Several molecular mechanisms have been identified in vascular anomalies (VAs); however, a precision diagnosis remains elusive for many patients. Multidisciplinary clinics are not standard of care for VAs nor has the acquisition of VA tissue for genetic testing historically been routine in clinical practice. Moreover, typical molecular diagnostic methods may not reliably detect the low-level somatic mosaicism relevant for many VAs. This investigation demonstrates that ultra-deep sequencing of VA affected tissue or other appropriate sample types increases the yield of precision molecular diagnosis in a large cohort of patients from a multidisciplinary clinic and enables individualized treatment in some cases.
Methods:
The VA clinic triaged pediatric and adult patients based on their individual condition, severity and treatment options and developed a coordinated care plan for each patient’s visit. Patients who were surgical candidates underwent retrieval of cyst fluid or affected tissue via core biopsy, surgical debulking, or other excisional procedure as guided by interventional radiology and/or surgery. For patients without invasive procedures, biopsy of affected skin, stored pathological specimens or cfDNA from blood was collected. Ultra-deep sequencing was performed at a partner laboratory. This involved next generation sequencing of up to 47 genes known to be associated with the pathogenesis of VAs at an average coverage of >1,000x.
Results:
To date, 56 patients in our multidisciplinary VA clinic have undergone sample acquisition and have results from ultra-deep sequencing. Forty-three of these patients had positive findings (diagnostic yield = 76.8% or 43/56 patients), eight of which had previously normal germline genetic testing.
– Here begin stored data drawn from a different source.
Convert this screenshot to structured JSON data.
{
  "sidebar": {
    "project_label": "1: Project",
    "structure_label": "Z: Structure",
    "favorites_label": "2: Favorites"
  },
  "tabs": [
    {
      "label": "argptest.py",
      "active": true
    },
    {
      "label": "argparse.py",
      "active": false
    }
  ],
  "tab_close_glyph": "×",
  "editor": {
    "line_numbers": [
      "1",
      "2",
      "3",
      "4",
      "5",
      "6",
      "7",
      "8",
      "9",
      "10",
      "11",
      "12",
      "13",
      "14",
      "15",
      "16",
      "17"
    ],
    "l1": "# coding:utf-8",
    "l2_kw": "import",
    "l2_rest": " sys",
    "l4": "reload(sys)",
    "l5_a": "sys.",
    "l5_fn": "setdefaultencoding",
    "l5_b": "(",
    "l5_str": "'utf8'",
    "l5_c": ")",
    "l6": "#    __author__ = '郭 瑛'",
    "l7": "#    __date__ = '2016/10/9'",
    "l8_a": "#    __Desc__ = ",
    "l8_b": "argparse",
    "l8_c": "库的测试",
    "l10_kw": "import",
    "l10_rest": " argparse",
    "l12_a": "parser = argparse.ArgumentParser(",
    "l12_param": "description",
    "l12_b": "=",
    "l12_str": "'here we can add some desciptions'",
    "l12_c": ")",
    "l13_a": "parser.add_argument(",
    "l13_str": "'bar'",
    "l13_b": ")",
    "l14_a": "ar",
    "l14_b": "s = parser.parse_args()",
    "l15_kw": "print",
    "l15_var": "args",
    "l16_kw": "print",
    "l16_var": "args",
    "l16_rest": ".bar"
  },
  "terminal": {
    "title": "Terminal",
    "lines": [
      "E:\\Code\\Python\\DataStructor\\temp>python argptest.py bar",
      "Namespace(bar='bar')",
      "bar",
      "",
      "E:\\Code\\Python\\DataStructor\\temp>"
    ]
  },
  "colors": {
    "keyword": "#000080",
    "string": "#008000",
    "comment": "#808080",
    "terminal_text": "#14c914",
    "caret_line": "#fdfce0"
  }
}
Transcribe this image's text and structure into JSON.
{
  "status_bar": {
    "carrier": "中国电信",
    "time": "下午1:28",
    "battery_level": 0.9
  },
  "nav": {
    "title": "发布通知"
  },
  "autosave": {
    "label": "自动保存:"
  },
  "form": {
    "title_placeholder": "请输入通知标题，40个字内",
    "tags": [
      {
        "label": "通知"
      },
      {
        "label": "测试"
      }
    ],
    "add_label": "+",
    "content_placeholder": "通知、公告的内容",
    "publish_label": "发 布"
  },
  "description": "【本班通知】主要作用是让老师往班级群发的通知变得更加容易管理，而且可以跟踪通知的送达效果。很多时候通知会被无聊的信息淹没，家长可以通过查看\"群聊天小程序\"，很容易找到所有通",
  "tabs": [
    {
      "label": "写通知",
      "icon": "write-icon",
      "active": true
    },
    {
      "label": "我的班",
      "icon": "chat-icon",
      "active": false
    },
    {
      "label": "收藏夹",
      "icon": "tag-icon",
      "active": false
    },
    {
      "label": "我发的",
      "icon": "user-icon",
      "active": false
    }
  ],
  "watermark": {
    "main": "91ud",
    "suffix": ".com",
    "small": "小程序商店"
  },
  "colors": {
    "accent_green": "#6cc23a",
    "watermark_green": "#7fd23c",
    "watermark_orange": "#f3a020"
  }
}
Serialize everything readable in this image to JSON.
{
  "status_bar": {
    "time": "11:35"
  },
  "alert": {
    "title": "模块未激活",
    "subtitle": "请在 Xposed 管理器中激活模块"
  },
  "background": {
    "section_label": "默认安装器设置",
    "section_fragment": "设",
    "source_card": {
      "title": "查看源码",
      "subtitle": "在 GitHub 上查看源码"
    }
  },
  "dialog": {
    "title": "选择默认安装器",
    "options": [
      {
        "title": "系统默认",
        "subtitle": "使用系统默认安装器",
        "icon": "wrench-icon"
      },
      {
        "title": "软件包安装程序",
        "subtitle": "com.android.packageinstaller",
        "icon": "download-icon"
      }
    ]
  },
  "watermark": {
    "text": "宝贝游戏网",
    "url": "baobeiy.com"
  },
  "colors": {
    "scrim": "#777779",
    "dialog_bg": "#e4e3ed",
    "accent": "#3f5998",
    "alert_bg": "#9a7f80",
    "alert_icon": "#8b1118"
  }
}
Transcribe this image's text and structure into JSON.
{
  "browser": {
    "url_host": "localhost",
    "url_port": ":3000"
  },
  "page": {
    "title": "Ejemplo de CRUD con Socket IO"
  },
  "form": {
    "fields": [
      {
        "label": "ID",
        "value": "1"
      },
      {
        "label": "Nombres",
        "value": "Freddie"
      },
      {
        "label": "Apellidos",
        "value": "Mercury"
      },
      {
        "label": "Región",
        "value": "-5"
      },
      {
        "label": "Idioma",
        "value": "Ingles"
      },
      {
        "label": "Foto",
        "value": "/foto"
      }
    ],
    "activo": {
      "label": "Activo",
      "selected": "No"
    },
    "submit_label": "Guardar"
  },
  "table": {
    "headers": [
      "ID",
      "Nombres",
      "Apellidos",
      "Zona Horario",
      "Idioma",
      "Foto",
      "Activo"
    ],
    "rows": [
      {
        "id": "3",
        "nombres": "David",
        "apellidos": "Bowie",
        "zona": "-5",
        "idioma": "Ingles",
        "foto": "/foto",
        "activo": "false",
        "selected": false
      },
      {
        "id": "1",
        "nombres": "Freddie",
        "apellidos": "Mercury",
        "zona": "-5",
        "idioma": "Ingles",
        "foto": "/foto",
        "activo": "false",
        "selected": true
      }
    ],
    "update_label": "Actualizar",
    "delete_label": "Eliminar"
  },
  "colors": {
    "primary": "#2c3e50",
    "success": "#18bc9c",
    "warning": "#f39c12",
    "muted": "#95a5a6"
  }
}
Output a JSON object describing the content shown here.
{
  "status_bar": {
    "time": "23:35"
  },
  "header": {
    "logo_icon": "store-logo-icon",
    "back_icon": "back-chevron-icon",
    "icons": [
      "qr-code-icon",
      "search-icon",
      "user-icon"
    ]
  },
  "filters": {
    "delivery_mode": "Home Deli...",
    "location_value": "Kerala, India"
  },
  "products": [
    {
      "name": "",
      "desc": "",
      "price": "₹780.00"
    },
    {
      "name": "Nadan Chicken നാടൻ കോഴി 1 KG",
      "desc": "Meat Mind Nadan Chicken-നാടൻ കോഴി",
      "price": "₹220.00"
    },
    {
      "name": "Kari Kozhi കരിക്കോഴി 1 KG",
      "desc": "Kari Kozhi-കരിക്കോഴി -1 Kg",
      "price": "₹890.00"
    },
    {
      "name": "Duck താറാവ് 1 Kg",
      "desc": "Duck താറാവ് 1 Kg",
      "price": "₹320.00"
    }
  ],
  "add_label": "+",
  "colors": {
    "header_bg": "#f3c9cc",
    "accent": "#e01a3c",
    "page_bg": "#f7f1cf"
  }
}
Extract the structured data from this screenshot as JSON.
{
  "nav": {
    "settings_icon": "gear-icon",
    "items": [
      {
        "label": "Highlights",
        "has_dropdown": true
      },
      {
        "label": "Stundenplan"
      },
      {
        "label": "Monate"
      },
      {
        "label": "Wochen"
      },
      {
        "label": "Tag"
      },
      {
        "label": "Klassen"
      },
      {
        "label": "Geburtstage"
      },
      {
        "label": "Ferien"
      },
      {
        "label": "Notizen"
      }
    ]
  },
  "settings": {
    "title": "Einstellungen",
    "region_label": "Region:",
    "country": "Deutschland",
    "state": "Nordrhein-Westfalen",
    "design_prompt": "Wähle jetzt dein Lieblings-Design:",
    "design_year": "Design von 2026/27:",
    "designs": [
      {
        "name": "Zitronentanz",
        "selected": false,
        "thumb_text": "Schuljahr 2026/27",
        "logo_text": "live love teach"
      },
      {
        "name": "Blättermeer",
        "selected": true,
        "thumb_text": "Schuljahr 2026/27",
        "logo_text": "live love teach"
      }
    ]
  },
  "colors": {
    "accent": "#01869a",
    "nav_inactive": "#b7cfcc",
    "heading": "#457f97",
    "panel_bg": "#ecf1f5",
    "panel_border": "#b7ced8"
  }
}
A patient with a central conducting lymphatic anomaly, had a paternally inherited variant of uncertain significance (VUS) in EPHB4, which is suspicious for the patient’s phenotype and their father’s history of venous insufficiency. RNA sequencing is pending to further characterize the EPHB4 VUS. The most identified causative genes in our cohort were PIK3CA, TEK and PIK3R1 with a range of variant allele fractions (VAF) of 2.0%-35.5%, 2.0%-21.0% and 2.0%-4.0%, respectively. The most common PIK3CA variant identified in our population was c.3140A>G (p.His1047Arg), which is also frequent in cancers. This variant was identified in 5 patients with the following phenotypes: large macrocystic lymphatic malformation, mediastinal venolymphatic malformation, clinical diagnosis of Klippel-Trenaunay syndrome, clinical diagnosis of congenital lipomatous overgrowth with vascular anomalies, epidermal nevi and scoliosis (CLOVES) syndrome, and venous malformation. The presence of this variant in these 5 patients demonstrates the phenotypic spectrum of vascular anomalies and the importance of a molecular diagnosis, which has further treatment implications. Patients with activating variants in PIK3CA may benefit from utilization of the PI3K inhibitor, alpelisib. A single patient was identified to harbor a RASA1 germline variant as well as a somatic RASA1 variant at 3.0% VAF, which is consistent with the second-hit hypothesis. In our patient population, the diagnostic yield for testing was lower for patients with primarily lymphatic malformations (11% or 1/9) versus those who had venolymphatic malformations or other vascular malformations (89.3% or 42/47).
Conclusion:
Ultra-deep sequencing of VA affected tissue and other appropriate sample types increases precision molecular diagnosis of VAs and provides opportunities for targeted therapeutics. Importantly, in this cohort we found 8 positive results in patients who were previously negative by standard NGS sequencing. Additional investigation is needed to understand molecular mechanisms involved in patients with primarily lymphatic malformations given the low yield in our patient population. These results emphasize that the combination of ultra-deep sequencing with multiple sample procurement methods and sample types is effective in establishing a molecular diagnosis for patients with VAs. Further, utilization of a multidisciplinary approach assists in achieving an individualized care plan for each patient.